In its statement, the ministry claimed that Abdallah was arrested based on a warrant from the prosecution, while his family explained to Amnesty that he was taken from his home a week earlier, on 30 September, by military forces, who did not show any prosecution or search warrants to the family. According to the rights watchdog, two military officers blindfolded the minor after going through his belongings and promised his mother that he would be returned home after they questioned him at the police station.
Abdallah’s family claim they could not determine the whereabouts of their son in the week between September 30 and October 7, and filed a report with the prosecutor general. During this week, Abdallah was detained at an unknown location where he was repeatedly tortured before he was transferred to a Nasr City police station. There, according to his family, the torture intensified and national security officers told him that his parents would be arrested if he redacted his “confession.”
Abdallah’s case is also emblematic of the widespread forced disappearances that have occurred over the course of the past few years. Forced disappearances have been documented by several human rights organizations, including Human Rights Watch, the Freedom for the Brave Campaign and the Association for Freedom of Thought and Expression (AFTE), among others.
According to the Stop Forced Disappearances campaign, there were at least 215 cases of forced disappearances over the course of August and September 2015.
Abdallah’s case also comes amid mounting criticism of security forces over cases of torture and police brutality that have surfaced in the past two months. Two incidents caused particularly widespread public outrage in Luxor and Ismailia, where citizens Talaat Shabeeb and Afify Hosny were tortured to death while in police custody. Officers implicated in both cases were transferred to criminal court following angry protests in the two cities. A recent report by Al-Nadeem Center for the Rehabilitation of Torture Victims claimed that nine citizens were tortured to death inside police stations in November alone.

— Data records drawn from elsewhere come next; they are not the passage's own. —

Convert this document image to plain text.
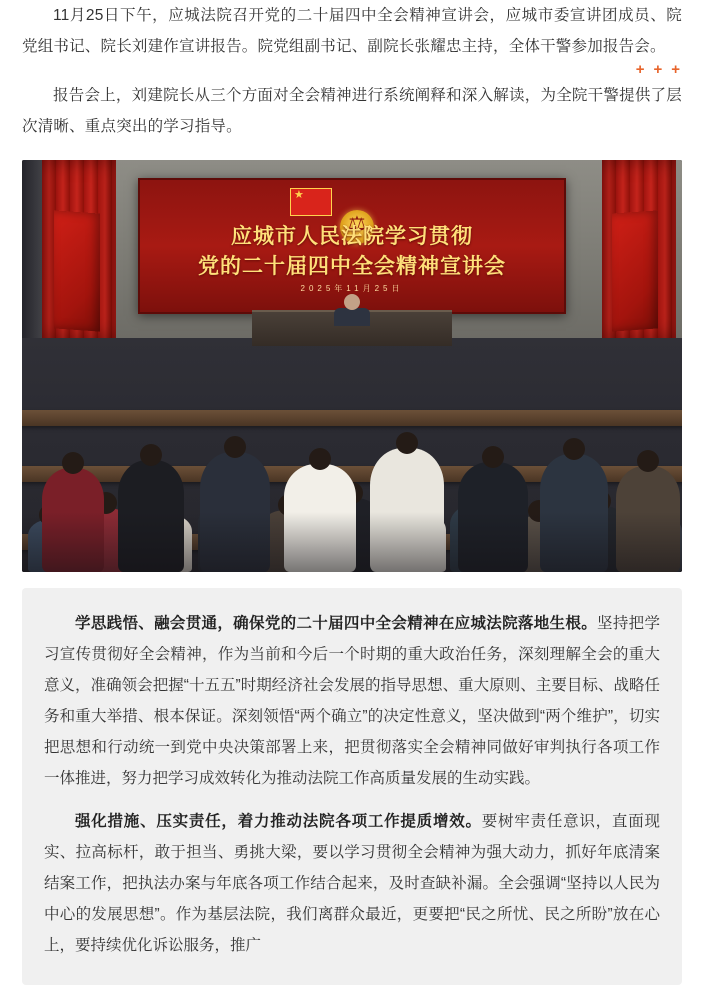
+ + +

11月25日下午，应城法院召开党的二十届四中全会精神宣讲会，应城市委宣讲团成员、院党组书记、院长刘建作宣讲报告。院党组副书记、副院长张耀忠主持，全体干警参加报告会。

报告会上，刘建院长从三个方面对全会精神进行系统阐释和深入解读，为全院干警提供了层次清晰、重点突出的学习指导。

★
⚖
应城市人民法院学习贯彻
党的二十届四中全会精神宣讲会
2025年11月25日

学思践悟、融会贯通，确保党的二十届四中全会精神在应城法院落地生根。坚持把学习宣传贯彻好全会精神，作为当前和今后一个时期的重大政治任务，深刻理解全会的重大意义，准确领会把握“十五五”时期经济社会发展的指导思想、重大原则、主要目标、战略任务和重大举措、根本保证。深刻领悟“两个确立”的决定性意义，坚决做到“两个维护”，切实把思想和行动统一到党中央决策部署上来，把贯彻落实全会精神同做好审判执行各项工作一体推进，努力把学习成效转化为推动法院工作高质量发展的生动实践。

强化措施、压实责任，着力推动法院各项工作提质增效。要树牢责任意识，直面现实、拉高标杆，敢于担当、勇挑大梁，要以学习贯彻全会精神为强大动力，抓好年底清案结案工作，把执法办案与年底各项工作结合起来，及时查缺补漏。全会强调“坚持以人民为中心的发展思想”。作为基层法院，我们离群众最近，更要把“民之所忧、民之所盼”放在心上，要持续优化诉讼服务，推广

The center’s director, Aida Seif al-Dawla, explained to Mada Masr that the reason for the Interior Ministry’s swift response in Abdallah’s case is due to the fact that it was documented by Amnesty International. “Amnesty would never publicize a case like this until after it had been properly investigated and documented, given that he is a minor as well. The Interior Ministry cannot then ignore such a case,” she stated.
However, denial is a typical response by the Interior Ministry. “Accusations are made against local and international organizations and anyone who points out the ministry’s violations. Whoever wants to believe the torture reports will believe them no matter how much the ministry denies them, and those who don’t want to believe them will always trust the ministry,” she explained.
Seif al-Dawla is disappointed by the official and public response toward reports of torture by the ministry. She specifically referred to two recent press conferences held by local rights organizations and the Journalists Syndicate last week, where the absence of political parties, as well as general public interest, was notable.
“People do not want to know about torture. When you know, you have a responsibility [to act]. Those who are not directly affected by torture do not want to deal with this kind of ‘nuisance’,” she asserted.